Summary: An enzyme in the colon lining releases hydrogen peroxide to help protect the body from gut microbes.
Source: UC Davis
Scientists at UC Davis Health have discovered that an enzyme in the colon lining releases hydrogen peroxide(H2O2) – a known disinfecting compound- to protect the body from gut microbes. Their study, published Dec. 9 in the journal Cell Host and Microbe, sheds light on the way microorganisms are spatially organized in the colon. It also calls for a new approach to treating gut inflammation.
Most microbes reside in the large intestine, a naturally low-oxygen environment. They form a community called the gut microbiota.
“More than half of the human body consists of microbes that do not tolerate oxygen very well,” said Andreas Bäumler, professor of medical microbiology and immunology and lead author on the study.
The gut microbiota is kept away from the colon’s surface.

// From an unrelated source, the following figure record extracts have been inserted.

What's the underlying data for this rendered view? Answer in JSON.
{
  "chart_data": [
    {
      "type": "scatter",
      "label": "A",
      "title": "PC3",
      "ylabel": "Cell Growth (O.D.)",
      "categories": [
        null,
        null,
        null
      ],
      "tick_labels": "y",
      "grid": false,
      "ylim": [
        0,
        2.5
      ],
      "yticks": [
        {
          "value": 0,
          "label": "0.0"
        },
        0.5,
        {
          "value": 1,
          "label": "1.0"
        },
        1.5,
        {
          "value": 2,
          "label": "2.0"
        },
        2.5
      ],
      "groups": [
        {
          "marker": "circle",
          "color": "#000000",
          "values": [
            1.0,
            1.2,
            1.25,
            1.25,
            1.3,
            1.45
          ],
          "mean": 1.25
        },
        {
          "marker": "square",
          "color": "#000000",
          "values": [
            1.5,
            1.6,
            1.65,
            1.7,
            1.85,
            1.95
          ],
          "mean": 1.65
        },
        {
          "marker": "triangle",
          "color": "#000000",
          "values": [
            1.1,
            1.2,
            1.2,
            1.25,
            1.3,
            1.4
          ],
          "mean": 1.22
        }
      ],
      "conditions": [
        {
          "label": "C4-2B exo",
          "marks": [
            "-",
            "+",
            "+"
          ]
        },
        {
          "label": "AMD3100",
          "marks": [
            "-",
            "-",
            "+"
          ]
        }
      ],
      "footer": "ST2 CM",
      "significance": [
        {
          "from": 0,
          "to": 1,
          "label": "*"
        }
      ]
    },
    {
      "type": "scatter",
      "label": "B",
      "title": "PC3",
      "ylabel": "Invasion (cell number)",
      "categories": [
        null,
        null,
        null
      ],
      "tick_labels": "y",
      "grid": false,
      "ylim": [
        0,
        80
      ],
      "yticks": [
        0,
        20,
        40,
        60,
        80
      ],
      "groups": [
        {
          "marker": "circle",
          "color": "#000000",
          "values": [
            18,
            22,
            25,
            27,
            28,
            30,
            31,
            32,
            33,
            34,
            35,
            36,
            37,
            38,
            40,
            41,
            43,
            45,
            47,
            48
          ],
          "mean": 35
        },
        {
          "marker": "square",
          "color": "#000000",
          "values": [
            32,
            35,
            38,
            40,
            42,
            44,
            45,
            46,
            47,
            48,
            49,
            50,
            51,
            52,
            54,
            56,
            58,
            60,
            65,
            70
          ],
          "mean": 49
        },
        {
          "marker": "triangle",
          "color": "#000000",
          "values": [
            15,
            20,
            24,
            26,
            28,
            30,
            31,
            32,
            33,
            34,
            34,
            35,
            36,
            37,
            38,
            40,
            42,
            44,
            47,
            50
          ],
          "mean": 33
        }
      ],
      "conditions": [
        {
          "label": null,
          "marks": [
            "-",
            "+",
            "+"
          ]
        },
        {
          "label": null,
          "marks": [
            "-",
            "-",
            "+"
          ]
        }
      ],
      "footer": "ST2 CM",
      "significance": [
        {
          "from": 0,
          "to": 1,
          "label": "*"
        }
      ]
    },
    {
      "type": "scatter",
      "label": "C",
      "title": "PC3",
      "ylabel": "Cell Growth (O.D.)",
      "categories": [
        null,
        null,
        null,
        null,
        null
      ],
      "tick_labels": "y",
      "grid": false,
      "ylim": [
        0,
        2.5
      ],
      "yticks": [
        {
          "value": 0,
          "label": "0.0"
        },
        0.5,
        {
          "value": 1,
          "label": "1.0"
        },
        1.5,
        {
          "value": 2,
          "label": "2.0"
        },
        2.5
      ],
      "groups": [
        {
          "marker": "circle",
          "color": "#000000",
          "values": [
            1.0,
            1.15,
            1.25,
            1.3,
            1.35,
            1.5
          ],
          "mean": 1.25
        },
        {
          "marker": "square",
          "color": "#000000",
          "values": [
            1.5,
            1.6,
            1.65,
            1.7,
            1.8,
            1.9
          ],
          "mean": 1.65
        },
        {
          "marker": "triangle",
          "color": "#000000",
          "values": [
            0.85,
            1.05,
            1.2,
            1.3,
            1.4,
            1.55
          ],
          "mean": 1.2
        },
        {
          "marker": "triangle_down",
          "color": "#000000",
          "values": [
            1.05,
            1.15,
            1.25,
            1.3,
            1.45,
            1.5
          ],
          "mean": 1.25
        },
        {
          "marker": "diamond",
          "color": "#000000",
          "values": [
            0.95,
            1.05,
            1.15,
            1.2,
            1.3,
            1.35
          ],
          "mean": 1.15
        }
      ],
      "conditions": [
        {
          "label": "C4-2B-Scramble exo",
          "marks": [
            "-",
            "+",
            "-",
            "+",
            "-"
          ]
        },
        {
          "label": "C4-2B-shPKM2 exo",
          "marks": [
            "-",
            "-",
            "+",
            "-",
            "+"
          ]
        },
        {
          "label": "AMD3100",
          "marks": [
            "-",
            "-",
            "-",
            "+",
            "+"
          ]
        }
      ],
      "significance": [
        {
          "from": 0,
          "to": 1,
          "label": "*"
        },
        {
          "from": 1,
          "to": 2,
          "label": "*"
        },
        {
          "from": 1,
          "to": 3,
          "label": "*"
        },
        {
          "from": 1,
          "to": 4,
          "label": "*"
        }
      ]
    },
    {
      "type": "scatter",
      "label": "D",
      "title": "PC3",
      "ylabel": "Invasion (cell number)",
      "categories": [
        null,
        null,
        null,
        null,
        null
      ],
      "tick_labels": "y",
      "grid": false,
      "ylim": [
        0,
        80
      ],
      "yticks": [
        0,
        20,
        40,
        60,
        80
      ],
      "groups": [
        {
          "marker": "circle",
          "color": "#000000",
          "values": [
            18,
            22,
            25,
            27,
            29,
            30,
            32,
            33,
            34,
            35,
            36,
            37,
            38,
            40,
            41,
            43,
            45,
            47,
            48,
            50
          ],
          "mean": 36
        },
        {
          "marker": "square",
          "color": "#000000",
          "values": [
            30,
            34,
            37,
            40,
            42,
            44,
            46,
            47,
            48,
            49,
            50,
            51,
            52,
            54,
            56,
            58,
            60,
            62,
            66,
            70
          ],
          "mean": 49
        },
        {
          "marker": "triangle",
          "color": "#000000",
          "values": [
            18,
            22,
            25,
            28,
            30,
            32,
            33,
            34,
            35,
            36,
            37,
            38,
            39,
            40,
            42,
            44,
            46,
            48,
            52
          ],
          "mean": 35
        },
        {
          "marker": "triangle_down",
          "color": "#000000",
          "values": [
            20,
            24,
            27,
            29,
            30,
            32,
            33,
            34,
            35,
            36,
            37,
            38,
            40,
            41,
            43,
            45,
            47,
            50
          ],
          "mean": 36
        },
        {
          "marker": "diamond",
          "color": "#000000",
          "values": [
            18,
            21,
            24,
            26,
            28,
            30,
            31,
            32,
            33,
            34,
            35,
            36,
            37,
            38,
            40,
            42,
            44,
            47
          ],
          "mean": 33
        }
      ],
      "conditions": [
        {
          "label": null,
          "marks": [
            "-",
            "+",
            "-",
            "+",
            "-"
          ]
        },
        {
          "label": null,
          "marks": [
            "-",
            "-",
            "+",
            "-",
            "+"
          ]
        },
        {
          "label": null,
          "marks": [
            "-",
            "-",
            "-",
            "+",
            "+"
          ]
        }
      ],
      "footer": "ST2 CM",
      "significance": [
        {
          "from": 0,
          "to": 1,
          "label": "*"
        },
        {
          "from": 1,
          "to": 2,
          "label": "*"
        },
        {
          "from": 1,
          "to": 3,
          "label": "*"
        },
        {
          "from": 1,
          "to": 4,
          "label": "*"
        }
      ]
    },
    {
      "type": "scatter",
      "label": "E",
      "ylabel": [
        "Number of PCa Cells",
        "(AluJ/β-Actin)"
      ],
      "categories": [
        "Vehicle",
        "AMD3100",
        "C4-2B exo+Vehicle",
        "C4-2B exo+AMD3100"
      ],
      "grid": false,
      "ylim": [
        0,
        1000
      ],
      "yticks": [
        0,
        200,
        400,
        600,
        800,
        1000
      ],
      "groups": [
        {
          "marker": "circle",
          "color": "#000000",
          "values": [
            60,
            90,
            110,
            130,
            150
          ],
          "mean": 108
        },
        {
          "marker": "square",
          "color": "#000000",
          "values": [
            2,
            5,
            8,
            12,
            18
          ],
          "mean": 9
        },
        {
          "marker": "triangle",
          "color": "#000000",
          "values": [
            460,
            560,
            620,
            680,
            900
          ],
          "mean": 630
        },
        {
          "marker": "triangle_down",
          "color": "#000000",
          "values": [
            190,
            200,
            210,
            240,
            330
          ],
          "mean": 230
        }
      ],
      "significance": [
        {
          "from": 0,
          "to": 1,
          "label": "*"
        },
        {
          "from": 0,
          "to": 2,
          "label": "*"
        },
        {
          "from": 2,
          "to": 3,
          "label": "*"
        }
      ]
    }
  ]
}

This separation is essential to avoid inflammation caused by unnecessary immune responses to gut microbes. Scientists believed the spatial separation is maintained by oxygen released by cells to prevent microbes from coming too close to the intestinal lining. This study upends that theory.
“We looked at the spatial relationships between the bacteria in the gut and its host, the colon,” Bäumler said. “We found that cells in the colon’s lining release hydrogen peroxide- not oxygen- to limit microbial growth.”

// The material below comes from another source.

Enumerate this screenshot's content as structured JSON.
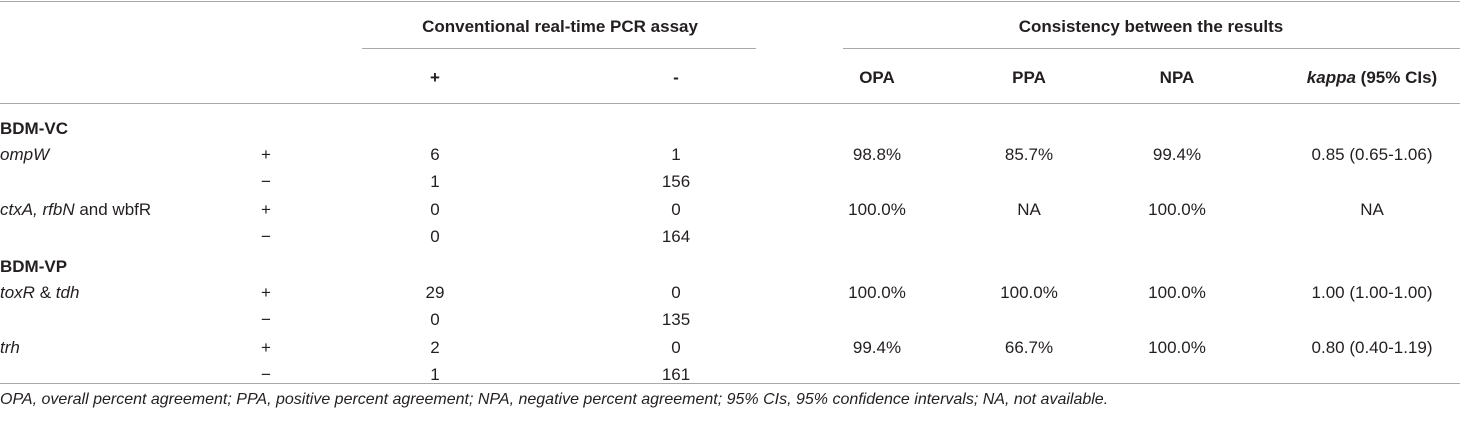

NOX1, an enzyme found in the intestinal lining, provides a significant source of H2O2 in the colon. The naturally generated H2O2 serves as a filter regulating the location of the microbiota in the colon. Pathogens that utilize hydrogen peroxide can only do so when they are directly attached to the intestinal lining. This finding suggests that the body uses the disinfectant to protect the mucosal surface. Meanwhile, the microbial communities at a distance from the colon surface remain unharmed.
Treating gut inflammation with natural filter restoration, not antibiotics
When the body experiences an imbalance in the gut microbial community, it suffers from dysbiosis, a gastrointestinal condition. Dysbiosis may cause inflammation and symptoms such as nausea, upset stomach and bloating. Traditional treatments of dysbiosis rely mainly on the use of antibiotics or probiotics to target the bacteria.
Findings from the new study indicate the need for a different approach to treating gut inflammation and dysbiosis. They pointed to the opportunity of restoring host functions instead of eliminating microbes.
“We need to shift the focus of gut inflammation treatments from targeting bacteria to fixing habitat filters of the host and restoring their functionality,” Bäumler said.
Co-authors on this study are Brittany M. Miller, Megan J. Liou, Lillian F. Zhang, Henry Nguyen, Yael Litvak, Eva-Magdalena Schorr, Kyung Ku Jang, Connor R. Tiffany and Brian P. Butler.
Funding: This work was supported by the Vaadia-BARD Postdoctoral Fellowship FI-505-2014, USDA/NIFA award 2015-67015-22930, Crohn’s and Colitis Foundation of America Senior Investigator Award # 650976 and by Public Health Service Grants AI36309, AI044170, AI096528, AI112445, AI146432 and AI112949.
About this health research news
Source: UC Davis
Contact: Nadine A Yehya – UC Davis
Image: The image is credited to UC Davis
Original Research: Closed access.
“Anaerobic Respiration of NOX1-Derived Hydrogen Peroxide Licenses Bacterial Growth at the Colonic Surface” by Miller et al. Cell Host and Microbe
Anaerobic Respiration of NOX1-Derived Hydrogen Peroxide Licenses Bacterial Growth at the Colonic Surface
- •Hydrogen peroxide drives Citrobacter growth in the non-inflamed gut
- •Citrobacter requires intimate epithelial attachment to respire hydrogen peroxide
- •Anaerobic hydrogen peroxide respiration by Citrobacter isNOX1-dependent
- •Epithelial –derived hydrogen peroxide shapes the epithelial surface environment
The colonic microbiota exhibits cross-sectional heterogeneity, but the mechanisms that govern its spatial organization remain incompletely understood. Here we used Citrobacter rodentium, a pathogen that colonizes the colonic surface, to identify microbial traits that license growth and survival in this spatial niche. Previous work showed that during colonic crypt hyperplasia, type III secretion system (T3SS)-mediated intimate epithelial attachment provides C. rodentium with oxygen for aerobic respiration. However, we find that prior to the development of colonic crypt hyperplasia, T3SS-mediated intimate attachment is not required for aerobic respiration but for hydrogen peroxide (H2O 2) respiration using cytochrome c peroxidase (Ccp). The epithelial NADPH oxidase NOX1 is the primary source of luminal H 2O 2 early after C. rodentium infection and is required for Ccp-dependent growth. Our results suggest that NOX1-derived H 2O2 is a resource that governs bacterial growth and survival in close proximity to the mucosal surface during gut homeostasis.